A Third of PPI Compensation Still Due to be Claimed


Millions of Britons are unaware that they are still owed mis-sold Payment Protection Insurance compensation. The Financial Services Authority (FSA) have revealed that £3.5bn has been reserved for the outstanding compensation payment.

The FSA estimate that this equates to 35% of all claims that UK citizens are entitled to.

Most of the UK population are aware of the Payment Protection Insurance scandal due to its widespread exposure in the media. It is the topic of coversation amongst friends and family, but millions still remain unaware that they too are entitled to make a compensation claim.



Payment Protection Insurance was included in many loan and credit card agreements against the will of the customer or without their prior knowledge. This is mis-sold PPI. Those who were not informed that they were receiving the insurance are the most likely to be unaware of their potential financial windfall.

Thousands of pounds can be accrued by simply re-addressing the details of the loan and credit card agreements. People still unsure as to whether they are entitled to compensation should contact a PPI claims specialist. All types of loans including mortgages were targeted for the Payment Protection Scheme.

It is illegal to include Payment Protection Insurance in loan and credit card agreements to people in full time education or not in full time employment. Citizens who agreed loan and credit card agreements in such a situation should comb through their agreement details to determine whether or not PPI was included in the deal. If the agreement does include Payment Protection Insurance then they are entitled to claim PPI compensation.

The major UK lenders have reserved a staggering £10bn for the compensation due for mis-sold PPI claims.
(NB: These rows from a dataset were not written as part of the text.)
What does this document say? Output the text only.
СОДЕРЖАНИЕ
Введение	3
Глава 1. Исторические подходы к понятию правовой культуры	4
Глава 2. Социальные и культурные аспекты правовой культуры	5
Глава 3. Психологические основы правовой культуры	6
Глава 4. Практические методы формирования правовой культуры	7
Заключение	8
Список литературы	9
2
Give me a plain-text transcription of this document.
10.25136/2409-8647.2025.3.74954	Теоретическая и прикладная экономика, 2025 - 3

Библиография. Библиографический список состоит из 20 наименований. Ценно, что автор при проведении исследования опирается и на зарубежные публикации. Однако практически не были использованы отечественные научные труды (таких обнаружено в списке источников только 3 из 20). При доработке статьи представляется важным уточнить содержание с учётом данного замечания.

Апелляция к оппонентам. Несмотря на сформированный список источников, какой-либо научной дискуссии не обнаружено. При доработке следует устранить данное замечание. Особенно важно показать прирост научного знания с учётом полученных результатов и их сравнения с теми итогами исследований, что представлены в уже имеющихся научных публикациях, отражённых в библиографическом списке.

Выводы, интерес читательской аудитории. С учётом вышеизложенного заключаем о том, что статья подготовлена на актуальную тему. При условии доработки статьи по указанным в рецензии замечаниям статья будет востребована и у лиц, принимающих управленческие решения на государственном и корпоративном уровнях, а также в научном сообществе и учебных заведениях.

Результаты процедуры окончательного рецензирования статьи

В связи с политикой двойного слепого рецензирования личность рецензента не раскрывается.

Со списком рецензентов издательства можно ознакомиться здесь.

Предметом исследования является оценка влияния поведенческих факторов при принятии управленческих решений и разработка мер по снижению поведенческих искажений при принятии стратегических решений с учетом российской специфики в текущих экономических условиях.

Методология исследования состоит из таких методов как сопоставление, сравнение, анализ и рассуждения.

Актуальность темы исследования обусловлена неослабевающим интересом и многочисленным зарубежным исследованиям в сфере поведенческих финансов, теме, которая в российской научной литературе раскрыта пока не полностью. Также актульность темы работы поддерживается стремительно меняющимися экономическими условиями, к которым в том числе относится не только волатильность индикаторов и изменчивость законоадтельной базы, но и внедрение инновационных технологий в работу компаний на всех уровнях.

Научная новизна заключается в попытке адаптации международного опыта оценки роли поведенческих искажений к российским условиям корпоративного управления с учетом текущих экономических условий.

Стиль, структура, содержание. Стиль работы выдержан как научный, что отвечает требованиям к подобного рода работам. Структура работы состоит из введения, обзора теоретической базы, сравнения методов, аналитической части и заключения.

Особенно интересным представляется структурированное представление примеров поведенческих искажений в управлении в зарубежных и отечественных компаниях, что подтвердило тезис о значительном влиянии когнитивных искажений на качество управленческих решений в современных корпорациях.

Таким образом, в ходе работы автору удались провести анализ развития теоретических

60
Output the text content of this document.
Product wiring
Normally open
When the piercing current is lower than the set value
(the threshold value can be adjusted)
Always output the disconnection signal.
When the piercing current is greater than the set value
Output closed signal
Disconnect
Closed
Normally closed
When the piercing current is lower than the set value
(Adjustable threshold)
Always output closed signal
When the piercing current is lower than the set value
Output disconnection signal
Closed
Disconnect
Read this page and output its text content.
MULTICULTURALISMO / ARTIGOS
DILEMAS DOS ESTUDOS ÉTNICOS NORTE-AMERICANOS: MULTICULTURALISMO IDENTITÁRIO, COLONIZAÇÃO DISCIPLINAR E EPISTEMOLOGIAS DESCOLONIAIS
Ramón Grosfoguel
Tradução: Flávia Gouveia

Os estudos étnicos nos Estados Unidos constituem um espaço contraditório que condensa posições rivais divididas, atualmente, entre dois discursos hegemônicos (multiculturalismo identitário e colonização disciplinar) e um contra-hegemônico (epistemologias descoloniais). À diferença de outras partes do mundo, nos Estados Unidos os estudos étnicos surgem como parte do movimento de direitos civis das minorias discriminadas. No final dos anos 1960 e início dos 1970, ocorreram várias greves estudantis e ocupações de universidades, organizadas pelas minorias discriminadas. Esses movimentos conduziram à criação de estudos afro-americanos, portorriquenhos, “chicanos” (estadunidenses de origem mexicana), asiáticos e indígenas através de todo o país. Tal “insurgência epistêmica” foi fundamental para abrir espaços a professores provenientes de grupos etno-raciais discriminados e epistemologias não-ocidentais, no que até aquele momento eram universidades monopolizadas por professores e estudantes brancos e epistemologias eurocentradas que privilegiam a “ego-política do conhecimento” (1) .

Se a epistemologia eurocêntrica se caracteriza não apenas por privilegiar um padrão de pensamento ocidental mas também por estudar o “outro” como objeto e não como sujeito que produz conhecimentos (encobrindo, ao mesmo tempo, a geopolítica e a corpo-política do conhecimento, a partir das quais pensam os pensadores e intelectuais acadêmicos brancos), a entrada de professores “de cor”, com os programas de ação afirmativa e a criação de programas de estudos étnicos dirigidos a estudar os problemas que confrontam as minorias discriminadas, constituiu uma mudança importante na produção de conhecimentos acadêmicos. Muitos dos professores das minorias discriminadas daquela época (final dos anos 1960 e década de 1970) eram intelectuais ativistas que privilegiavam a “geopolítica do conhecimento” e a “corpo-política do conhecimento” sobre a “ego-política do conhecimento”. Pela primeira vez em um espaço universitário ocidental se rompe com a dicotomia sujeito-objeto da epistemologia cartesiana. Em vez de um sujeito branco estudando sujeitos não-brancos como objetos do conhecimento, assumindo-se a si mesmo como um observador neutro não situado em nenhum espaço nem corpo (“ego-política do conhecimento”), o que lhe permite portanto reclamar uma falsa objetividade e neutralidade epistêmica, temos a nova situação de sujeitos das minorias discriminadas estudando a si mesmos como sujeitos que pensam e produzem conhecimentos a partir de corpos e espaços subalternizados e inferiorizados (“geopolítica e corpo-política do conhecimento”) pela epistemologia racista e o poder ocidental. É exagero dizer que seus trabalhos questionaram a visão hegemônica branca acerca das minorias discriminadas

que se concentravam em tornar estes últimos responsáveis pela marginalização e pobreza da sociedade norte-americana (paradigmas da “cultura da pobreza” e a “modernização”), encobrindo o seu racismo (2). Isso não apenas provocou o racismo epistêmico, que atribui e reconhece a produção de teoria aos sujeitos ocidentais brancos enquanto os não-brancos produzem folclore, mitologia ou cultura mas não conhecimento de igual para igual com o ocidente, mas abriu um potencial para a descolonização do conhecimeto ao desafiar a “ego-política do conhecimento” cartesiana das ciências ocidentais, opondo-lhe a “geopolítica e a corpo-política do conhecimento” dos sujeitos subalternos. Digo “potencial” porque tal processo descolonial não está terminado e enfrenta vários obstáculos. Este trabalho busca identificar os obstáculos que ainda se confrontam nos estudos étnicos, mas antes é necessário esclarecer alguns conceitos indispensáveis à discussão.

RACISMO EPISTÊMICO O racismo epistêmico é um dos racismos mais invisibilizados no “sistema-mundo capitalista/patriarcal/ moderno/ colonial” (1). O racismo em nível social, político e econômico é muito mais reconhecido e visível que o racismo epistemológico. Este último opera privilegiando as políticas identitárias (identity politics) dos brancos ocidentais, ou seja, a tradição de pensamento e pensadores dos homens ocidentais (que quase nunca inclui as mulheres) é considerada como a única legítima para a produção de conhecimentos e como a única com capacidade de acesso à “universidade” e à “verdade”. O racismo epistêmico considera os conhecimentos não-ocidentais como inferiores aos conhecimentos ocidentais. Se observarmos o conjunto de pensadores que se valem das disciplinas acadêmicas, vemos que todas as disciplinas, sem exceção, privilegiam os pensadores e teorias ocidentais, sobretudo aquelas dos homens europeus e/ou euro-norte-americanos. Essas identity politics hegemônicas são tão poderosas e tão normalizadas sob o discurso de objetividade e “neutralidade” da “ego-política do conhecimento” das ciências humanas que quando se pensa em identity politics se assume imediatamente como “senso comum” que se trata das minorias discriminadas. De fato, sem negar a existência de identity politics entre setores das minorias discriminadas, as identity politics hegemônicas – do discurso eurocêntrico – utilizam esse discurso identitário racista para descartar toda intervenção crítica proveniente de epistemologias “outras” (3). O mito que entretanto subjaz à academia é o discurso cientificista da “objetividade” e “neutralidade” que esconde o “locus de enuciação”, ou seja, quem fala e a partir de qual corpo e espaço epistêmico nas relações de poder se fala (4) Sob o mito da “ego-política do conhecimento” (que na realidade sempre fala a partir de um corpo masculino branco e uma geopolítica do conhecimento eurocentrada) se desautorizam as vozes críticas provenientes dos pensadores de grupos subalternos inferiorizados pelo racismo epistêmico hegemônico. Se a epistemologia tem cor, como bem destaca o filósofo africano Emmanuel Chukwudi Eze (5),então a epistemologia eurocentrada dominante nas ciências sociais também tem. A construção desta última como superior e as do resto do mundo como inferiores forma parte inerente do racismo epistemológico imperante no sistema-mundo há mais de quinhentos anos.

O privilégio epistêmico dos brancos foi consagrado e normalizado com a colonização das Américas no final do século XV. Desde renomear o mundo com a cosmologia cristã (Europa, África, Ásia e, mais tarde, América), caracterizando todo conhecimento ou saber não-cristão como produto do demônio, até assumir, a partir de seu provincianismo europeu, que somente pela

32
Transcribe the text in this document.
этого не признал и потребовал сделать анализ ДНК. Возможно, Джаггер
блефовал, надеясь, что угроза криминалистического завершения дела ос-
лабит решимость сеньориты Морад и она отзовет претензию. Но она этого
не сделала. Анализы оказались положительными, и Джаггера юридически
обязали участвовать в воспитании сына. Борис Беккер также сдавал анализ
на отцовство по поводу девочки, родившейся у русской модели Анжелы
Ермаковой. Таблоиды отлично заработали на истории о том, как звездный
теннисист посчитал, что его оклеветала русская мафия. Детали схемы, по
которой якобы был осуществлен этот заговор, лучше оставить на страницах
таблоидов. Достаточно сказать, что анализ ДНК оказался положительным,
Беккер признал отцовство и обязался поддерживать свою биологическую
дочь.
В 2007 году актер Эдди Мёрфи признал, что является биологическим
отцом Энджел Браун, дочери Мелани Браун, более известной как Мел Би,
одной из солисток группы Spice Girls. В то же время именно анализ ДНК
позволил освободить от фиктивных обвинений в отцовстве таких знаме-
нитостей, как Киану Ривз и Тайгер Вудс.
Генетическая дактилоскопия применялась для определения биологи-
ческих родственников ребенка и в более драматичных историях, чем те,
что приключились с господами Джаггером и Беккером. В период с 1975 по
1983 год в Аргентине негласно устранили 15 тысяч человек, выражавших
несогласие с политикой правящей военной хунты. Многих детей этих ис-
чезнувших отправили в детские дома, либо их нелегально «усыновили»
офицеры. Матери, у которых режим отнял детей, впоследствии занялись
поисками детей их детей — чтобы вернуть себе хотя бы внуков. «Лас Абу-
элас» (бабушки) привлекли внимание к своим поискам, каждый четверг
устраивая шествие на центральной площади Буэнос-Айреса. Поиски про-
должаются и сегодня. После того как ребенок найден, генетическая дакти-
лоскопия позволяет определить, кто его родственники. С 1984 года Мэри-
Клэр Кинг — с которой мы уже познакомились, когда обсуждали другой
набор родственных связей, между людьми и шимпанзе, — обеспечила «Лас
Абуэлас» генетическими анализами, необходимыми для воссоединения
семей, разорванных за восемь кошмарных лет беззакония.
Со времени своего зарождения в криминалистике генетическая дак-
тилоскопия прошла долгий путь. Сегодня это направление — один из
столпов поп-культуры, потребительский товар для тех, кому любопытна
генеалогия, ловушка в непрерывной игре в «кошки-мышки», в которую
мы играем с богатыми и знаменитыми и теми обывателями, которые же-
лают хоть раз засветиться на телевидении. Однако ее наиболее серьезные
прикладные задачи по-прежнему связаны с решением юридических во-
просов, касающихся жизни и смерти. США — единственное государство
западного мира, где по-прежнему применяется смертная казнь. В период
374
Having underestimated the total number of claims that would be made in the UK, banking behemoth Barclays added a further £700m to their mis-sold Payment Protection Insurance fund this month. Combined with the £1bn reserved in 2011 and £300m set aside in the first quarter of 2012, the UK lender has now stocked £2bn for mis-sold Payment Protection Insurance compensation.

This followed Lloyd Banking Group’s decision in July of this year to add another £700m to their mis-sold PPIcompensation reserve. The partially nationalised bank is the largest hit of all the UK lenders amidst the mis-sold Payment Protection Insurance scandal with it costing them £4.3bn to date.

Payment Protection Insurance was sold with the intention to guarantee repayments can still be made even when the customer suffers from a loss of income. However this was widely mis-sold to those who did not want or need it.